BP. Bhopal, Chernobyl

Gulf hemorhage, bringing other catastrophes to mind, raises questions about nuclear liability limits

2 min read

Writing in a recent issue of the Philadelphia Inquirer, Madhusree Mukerjee wonders why, at a time President Obama is demanding that BP fully compensate Americans for the Gulf disaster, his administration is simultaneously "leaning on the Indian government to render its citizens unable to claim damages from U.S. power-plant suppliers in the event of a nuclear accident." Pursuant to the controversial nuclear commerce deal that the Bush administration negotiated with India, the United States would like India to adopt nuclear liability limits analogous to those in the U.S. Price Anderson Act, which caps corporate liability for a U.S. nuclear accident at $11 billion. A proposed Indian law would limit corporate liability in that country to $110 million.

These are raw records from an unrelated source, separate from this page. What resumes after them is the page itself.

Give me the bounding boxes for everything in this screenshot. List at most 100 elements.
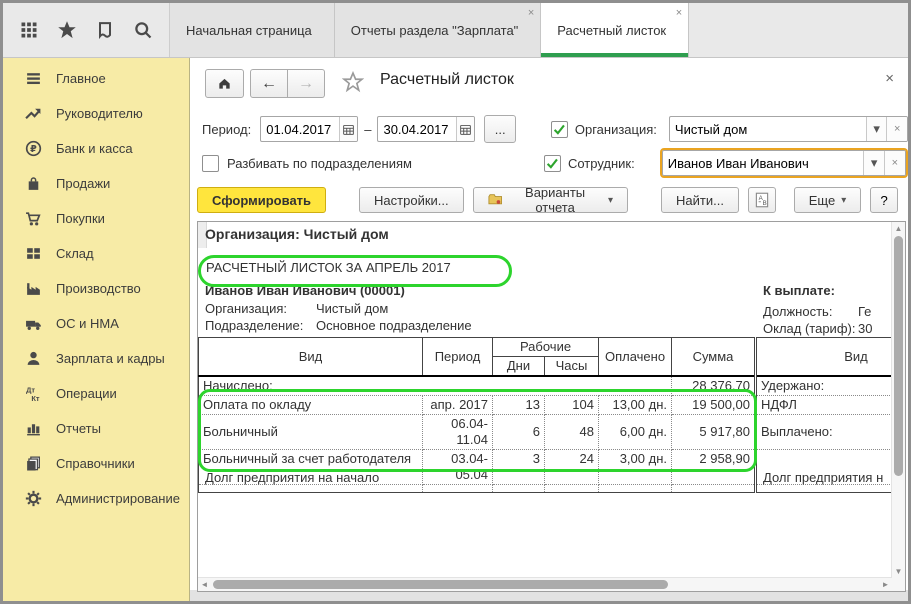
period-from-field	[260, 116, 358, 142]
organization-label: Организация:	[575, 122, 657, 137]
sidebar-item-fixed-assets[interactable]: ОС и НМА	[3, 306, 189, 341]
tab-salary-reports[interactable]: Отчеты раздела "Зарплата" ×	[335, 3, 542, 57]
decrypt-report-button[interactable]: AB	[748, 187, 776, 213]
salary-label: Оклад (тариф):	[763, 321, 855, 336]
report-content: Организация: Чистый дом РАСЧЕТНЫЙ ЛИСТОК…	[198, 222, 891, 577]
tab-payslip[interactable]: Расчетный листок ×	[541, 3, 689, 57]
app-body: Главное Руководителю ₽ Банк и касса Прод…	[3, 58, 908, 601]
organization-checkbox[interactable]	[551, 121, 568, 138]
trend-icon	[25, 105, 42, 122]
warehouse-icon	[25, 245, 42, 262]
to-pay-label: К выплате:	[763, 283, 835, 298]
sidebar-item-manager[interactable]: Руководителю	[3, 96, 189, 131]
check-icon	[546, 157, 559, 170]
find-button[interactable]: Найти...	[661, 187, 739, 213]
calendar-icon[interactable]	[339, 117, 358, 141]
scroll-right-icon[interactable]: ►	[879, 578, 892, 591]
employee-input[interactable]	[663, 151, 864, 175]
org-row-value: Чистый дом	[316, 301, 388, 316]
generate-button[interactable]: Сформировать	[197, 187, 326, 213]
sidebar-item-label: Зарплата и кадры	[56, 351, 165, 366]
period-to-input[interactable]	[378, 117, 455, 141]
sidebar-item-operations[interactable]: ДтКт Операции	[3, 376, 189, 411]
tab-close-icon[interactable]: ×	[528, 8, 534, 19]
cell-sum: 5 917,80	[672, 415, 756, 450]
accrued-label: Начислено:	[199, 376, 672, 396]
truck-icon	[25, 315, 42, 332]
sidebar-item-bank[interactable]: ₽ Банк и касса	[3, 131, 189, 166]
debt-start-label: Долг предприятия на начало	[205, 470, 379, 485]
filter-row-period: Период: – ... Организация: ▾	[190, 116, 908, 142]
sidebar-item-production[interactable]: Производство	[3, 271, 189, 306]
menu-icon	[25, 70, 42, 87]
sidebar-item-label: Отчеты	[56, 421, 101, 436]
split-by-departments-checkbox[interactable]	[202, 155, 219, 172]
employee-header: Иванов Иван Иванович (00001)	[205, 283, 405, 298]
favorites-star-icon[interactable]	[57, 20, 77, 40]
sidebar-item-purchases[interactable]: Покупки	[3, 201, 189, 236]
cell-paid: 6,00 дн.	[599, 415, 672, 450]
sidebar-item-label: Администрирование	[56, 491, 180, 506]
col-days: Дни	[493, 357, 545, 377]
horizontal-scrollbar[interactable]: ◄ ►	[198, 577, 892, 591]
employee-checkbox[interactable]	[544, 155, 561, 172]
nav-buttons: ← →	[250, 69, 325, 98]
organization-input[interactable]	[670, 117, 866, 141]
settings-button[interactable]: Настройки...	[359, 187, 464, 213]
calendar-icon[interactable]	[456, 117, 475, 141]
clear-icon[interactable]: ×	[886, 117, 907, 141]
back-icon: ←	[261, 75, 277, 93]
vertical-scrollbar[interactable]: ▲ ▼	[891, 222, 905, 578]
chevron-down-icon[interactable]: ▾	[863, 151, 884, 175]
sidebar-item-label: Покупки	[56, 211, 105, 226]
sidebar-item-main[interactable]: Главное	[3, 61, 189, 96]
page-title: Расчетный листок	[380, 71, 514, 89]
sidebar-item-salary-hr[interactable]: Зарплата и кадры	[3, 341, 189, 376]
document-letters-icon: AB	[753, 191, 771, 209]
back-button[interactable]: ←	[250, 69, 288, 98]
cell-hours: 24	[545, 450, 599, 485]
favorite-star-icon[interactable]	[342, 71, 364, 93]
cell-paid: 13,00 дн.	[599, 396, 672, 415]
cell-hours: 104	[545, 396, 599, 415]
vertical-scroll-thumb[interactable]	[894, 236, 903, 476]
scroll-down-icon[interactable]: ▼	[892, 565, 905, 578]
col-kind-right: Вид	[756, 338, 892, 377]
tab-home[interactable]: Начальная страница	[170, 3, 335, 57]
sidebar-item-label: Склад	[56, 246, 94, 261]
dept-row-value: Основное подразделение	[316, 318, 472, 333]
svg-text:Кт: Кт	[31, 394, 40, 402]
salary-value: 30	[858, 321, 872, 336]
history-icon[interactable]	[95, 20, 115, 40]
more-button[interactable]: Еще ▾	[794, 187, 861, 213]
scroll-up-icon[interactable]: ▲	[892, 222, 905, 235]
horizontal-scroll-thumb[interactable]	[213, 580, 668, 589]
home-button[interactable]	[205, 69, 244, 98]
tab-close-icon[interactable]: ×	[676, 8, 682, 19]
sidebar-item-directories[interactable]: Справочники	[3, 446, 189, 481]
report-variants-label: Варианты отчета	[508, 185, 602, 215]
employee-field: ▾ ×	[662, 150, 906, 176]
forward-button[interactable]: →	[288, 69, 325, 98]
payslip-title: РАСЧЕТНЫЙ ЛИСТОК ЗА АПРЕЛЬ 2017	[206, 260, 451, 275]
panel-close-icon[interactable]: ×	[885, 70, 894, 87]
cart-icon	[25, 210, 42, 227]
sidebar-item-administration[interactable]: Администрирование	[3, 481, 189, 516]
cell-period: 03.04-05.04	[423, 450, 493, 485]
sidebar-item-reports[interactable]: Отчеты	[3, 411, 189, 446]
split-by-departments-label: Разбивать по подразделениям	[227, 156, 412, 171]
clear-icon[interactable]: ×	[884, 151, 905, 175]
sidebar-item-warehouse[interactable]: Склад	[3, 236, 189, 271]
report-variants-button[interactable]: Варианты отчета ▾	[473, 187, 628, 213]
forward-icon: →	[298, 75, 314, 93]
search-icon[interactable]	[133, 20, 153, 40]
scroll-left-icon[interactable]: ◄	[198, 578, 211, 591]
paid-out-label: Выплачено:	[756, 415, 892, 450]
sidebar-item-sales[interactable]: Продажи	[3, 166, 189, 201]
period-more-button[interactable]: ...	[484, 115, 515, 143]
menu-grid-icon[interactable]	[19, 20, 39, 40]
help-button[interactable]: ?	[870, 187, 898, 213]
accrued-total-row: Начислено: 28 376,70 Удержано:	[199, 376, 892, 396]
period-from-input[interactable]	[261, 117, 338, 141]
chevron-down-icon[interactable]: ▾	[866, 117, 887, 141]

Yet the Chernobyl accident, notes Mukerjee, a former staff editor at Scientific American and Physics Today magazines, caused an estimated $250 billion in damages. Closer to home, the Indian government estimated the cost of the horrendous Bhopal chemical leak at $3.3 billion, yet the most it was able to recover from Union Carbine was $470 million. The December 1984 leak at the pesticide factory killed 15,000 people and maimed another 100,000.

Mukerjee is not the only person connecting nuclear liability exposure with the Gulf situation, which of course is a vivid reminder that industrial accidents worse than anything imagined somehow keep happening. Peter Bradford, a former commissioner of the U.S. Nuclear Regulatory Commission, points out that the $54.5 billion in loan guarantees that the U.S. government is offering for new nuclear power plant projects amounts to an exposure of $500 for every American family. Bradford complains that although nuclear investors will be required to pay the U.S. Treasury a fee to compensate for the financial risk U.S. citizens are assuming, fees will be negotiated in secret and remain secret.

My own position? Though I'm on-record with my belief that nuclear energy will have to be part of the long-term answer to global warming and energy security, I'm also on-record as being opposed to liability caps like Price Anderson. If nuclear energy is as safe as its proponents claim, the industry should be able to get along without those limits. If nuclear construction cannot proceed without them, so be it.